A monad is something entirely different. The most analogous thing in C is if you had the ability to define an extra computation that is applied at every semicolon. That computation might be for maintaining state, or for propagating errors, or for deciding which lines are actually run, or really anything.

I'll try to tackle the first two :-)

A lambda is an anonymous function; it's a function that doesn't have a name. Of course you can assign it to a variable if you like to. So for example in Javascript these two are equivalent:

  function foo(arg) {//function body}
  foo = function(arg) {//function body}

Or in Python

  def foo():
    return 42
  foo = lambda: 42

Note that functions (and lambdas) are 'first class citizens'. This means we can pass functions around like any other type of value. You could sort of compare this to function pointers.

Now a closure is related to these first class functions. It's basically a function that carries with it, the environment from when it was defined. Consider this Python/pseudocode:

  def foo():
    a = 42
    def bar():
      return a
    return bar

  myClosure = foo()
  myClosure() #this returns 42

The function foo returns a function that we assign to myClosure (in the function foo we named it bar, but we could have used an anonymous lambda as well). The returned function returns the value of a, but note that a was only around when we defined bar. When we call myClosure, it takes the value for a from the environment when it was defined.

So, lambdas and closures are not the same thing, but they're both related to first class functions. In practice when a language supports first class functions, it tends to support lambdas and closures as well.

Monads are something different again. They're used in purely functional languages (such as Haskell) to work with state. However, that's about as far as my knowledge goes so someone else can try explain that :-)

Other people have already answered this, but since you come from a C++ background, perhaps this will help.
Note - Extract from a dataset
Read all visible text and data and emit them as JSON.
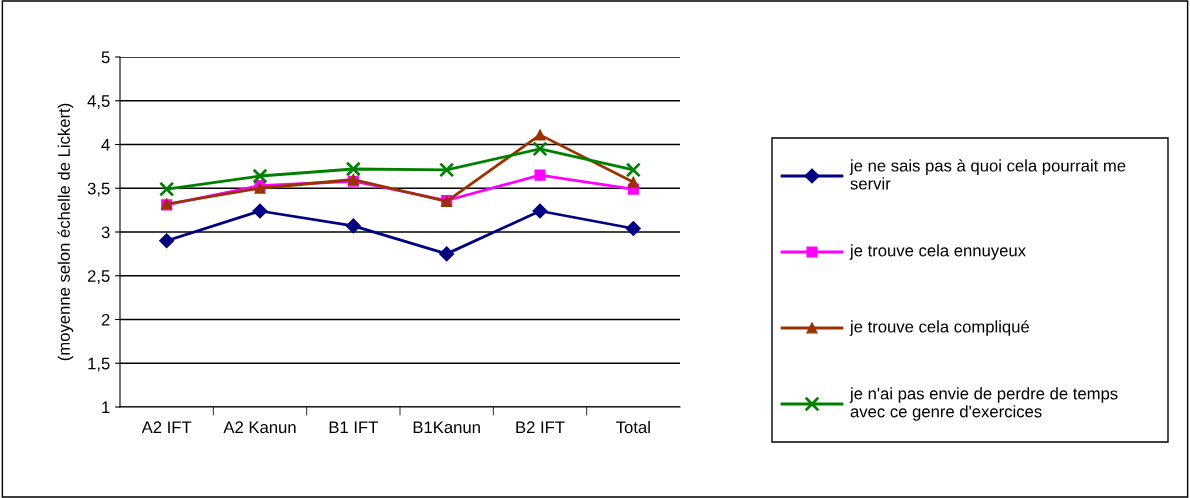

Lambdas and closures get mentioned together because they don't make sense apart. "Lambda" is just a fancy term for an anonymous function, but it also implies that the function is created (sans optimizations) dynamically (i.e. at runtime). This doesn't ever happen in C++, so hence the confusion.

A closure is the concept that a dynamically created function carries with it the state in which it was created (in C++ terms, the callstack). Imagine for a moment we had a C++ keyword called "lambda" that could create functions at runtime. What would the following code do?

  typedef int (*function_t)(int);
  function_t accum(int x) {
    return lambda (int y) { return x+=y; };
  }

You see the problem? "x" is no longer on the stack once foo() returns, but the function we return from foo accesses it! In fact doing anything meaningful with "x" is bogus. The solution is to have dynamically created functions like this to logically copy the call-stack that they are created in, so that they can access any of these stack variables. This is a closure.

It is clear that you could have lambdas without closures, by either disallowing accessing any non-globals in your lambdas, or just having the behavior be undefined if the function accesses any variables that have left scope. In practice this makes for lots and lots of bugs, so the solution is closures.

The C++ way of combining a function with state, is to use a class (or a struct). Here's the C++ way of doing the above:

  class accum { 
    int x;
    accum(int x) : x(x) {}
    int operator()(int i) {return x+=i}
  }

Notice how you need to be explicit about what state you keep in the class. With closures the state kept around is implicit, but it is kept around too.